Immigration and Trade
He said in the first debate that there was "very little, if any benefit" to securing the border, and that freer immigration would create "tens of millions of jobs." On trade, he said, "I'm a free market guy... I don't favor tariffs of any kind, whatsoever." In the two debates, he was only able to address trade with one country, Cuba, which he supports, because he believes that trade encourages friendship. 

Taxes and Spending
He supports the Fair Tax, a national sales tax that would replace the corporate and personal income taxes. On spending, he would balance the budget in his first year in office. Since he says current spending outpaces revenue by 43%, that's how much he wants to cut from all federal spending, including 43% each from the military, Medicare and Medicaid. To get it done, he would turn Medicare and Medicaid into block grants, veto any bill where expenditures exceeded revenue, completely eliminate the Department of Education and subject federal programs to cost-benefit analyses, then get rid of the ones that don't measure up.

The Economy
To get the economy growing again, he would restructure the tax code and greatly reduce federal spending as described above. He also sees freer immigration as a way to encourage "tens of millions" of new jobs. He would eliminate the federal minimum wage, and stop extending unemployment benefits.

Social Issues
He declined to describe himself as "pro-life," and said in the first debate that he supports abortion "up until viability." (While viability lacks a precise definition, that would allow abortions at least into the fifth month of pregnancy, and possibly later.) However, he opposes public funds for abortion, and favors parental notification and counseling. On drugs, he admits to having smoked marijuana, and supports legalization along with regulation and taxation of marijuana.
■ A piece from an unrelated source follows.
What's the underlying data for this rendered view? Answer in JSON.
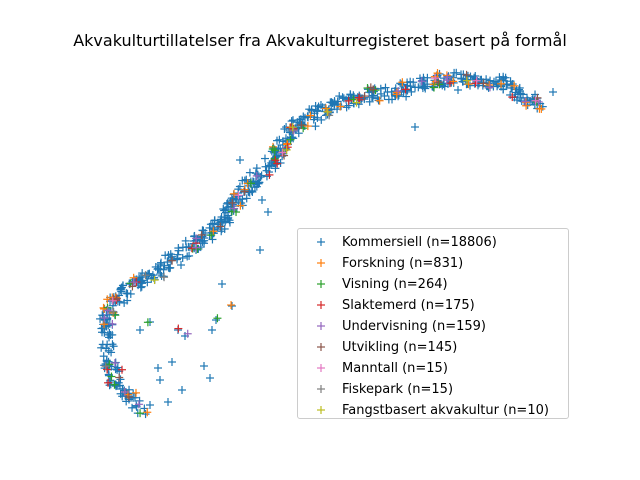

While gay marriage didn't come up in the debates, on Twitter he often sells himself as the only candidate supporting "marriage equality" (at least, prior to Obama's recent conversion). 

Ron Paul
When directly asked in the sixth debate what made him a better choice for libertarian Republicans than Ron Paul, Johnson said, "I'm not going to presume to make that assumption." When asked who his running mate would be if it had to be someone at the sixth debate, he said Ron Paul. On Twitter, many of his public tweets are also directed towards Ron Paul. While I haven't seen anything explicitly laying this out, I suspect he looks at Paul's age and wants to be the next Ron Paul once Paul himself leaves public life. It will be very interesting to see how much support Johnson gets from Paulites once Paul eventually quits the race.